Evgeney K., the particular optimization of zeroing the register (and eliminating the dependency) is not as much an overhead as it is a benefit, both in performance and power consumption. Note that such instructions are caught in early stages of the CPU pipeline (see the Agner Fog's document John referenced), before they reach the execution units.

In order to implement OOO execution CPU does have to track dependencies, and there has to be a way to break false dependencies so that efficiency is improved. Instructions with a pre-defined result offer a natural way to do that.

 

>>Our project is to optimize instruction scheduling in gcc, by detecting structural hazards. The algorithm employed requires no out-of-order executions by the processor.

Why not write, or find, code that emulates the Intel64 processor (686 in your case).

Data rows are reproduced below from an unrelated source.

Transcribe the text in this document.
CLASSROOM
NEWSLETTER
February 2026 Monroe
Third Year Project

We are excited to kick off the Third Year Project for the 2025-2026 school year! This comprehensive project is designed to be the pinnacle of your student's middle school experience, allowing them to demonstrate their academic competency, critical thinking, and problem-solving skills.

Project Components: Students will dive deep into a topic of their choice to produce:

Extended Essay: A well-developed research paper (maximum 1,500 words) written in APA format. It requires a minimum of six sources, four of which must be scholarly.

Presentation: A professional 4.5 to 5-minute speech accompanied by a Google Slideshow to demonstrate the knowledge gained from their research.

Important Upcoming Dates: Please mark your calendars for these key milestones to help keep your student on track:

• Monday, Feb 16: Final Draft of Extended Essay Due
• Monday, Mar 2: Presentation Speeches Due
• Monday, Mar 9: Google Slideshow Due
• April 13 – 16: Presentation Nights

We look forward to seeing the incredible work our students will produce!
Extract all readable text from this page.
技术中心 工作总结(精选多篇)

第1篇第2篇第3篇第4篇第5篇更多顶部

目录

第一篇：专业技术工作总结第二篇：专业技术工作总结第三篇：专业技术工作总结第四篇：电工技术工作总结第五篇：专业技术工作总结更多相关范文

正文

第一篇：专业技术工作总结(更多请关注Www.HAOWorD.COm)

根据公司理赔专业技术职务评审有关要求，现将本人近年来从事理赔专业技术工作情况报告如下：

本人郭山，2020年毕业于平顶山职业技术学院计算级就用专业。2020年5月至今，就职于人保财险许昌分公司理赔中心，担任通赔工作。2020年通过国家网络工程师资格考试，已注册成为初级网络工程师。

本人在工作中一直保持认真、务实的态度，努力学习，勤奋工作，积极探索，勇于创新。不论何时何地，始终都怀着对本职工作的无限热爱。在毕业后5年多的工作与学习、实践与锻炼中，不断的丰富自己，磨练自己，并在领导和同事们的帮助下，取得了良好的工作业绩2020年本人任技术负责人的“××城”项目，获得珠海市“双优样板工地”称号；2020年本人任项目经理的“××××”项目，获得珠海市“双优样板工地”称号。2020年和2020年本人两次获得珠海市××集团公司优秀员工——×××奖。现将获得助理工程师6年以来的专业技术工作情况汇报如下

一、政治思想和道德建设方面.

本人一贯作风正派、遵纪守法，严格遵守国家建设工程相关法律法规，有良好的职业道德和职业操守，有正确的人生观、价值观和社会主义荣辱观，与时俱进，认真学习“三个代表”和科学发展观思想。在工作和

Construct (modify) the emulation code such that it has the no out-of-order characteristics you want. Then optimize your compiler instruction scheduling using your emulated machine... Knowing beforehand that after you perform the compiler optimizations using your virtual processor, that the Intel processor may induce additional optimizations when run on a physical processor.

Introducing serialization into the instruction stream, in addition to possibly being thwarted by the pipeline, also introduces other undesirable effects (possible loss of register(s), instruction cache issues, ??). Whereas in a simulated processor environment you can remove these effects (from the virtual processor).

The following is a suggestion that may work half-way (untested).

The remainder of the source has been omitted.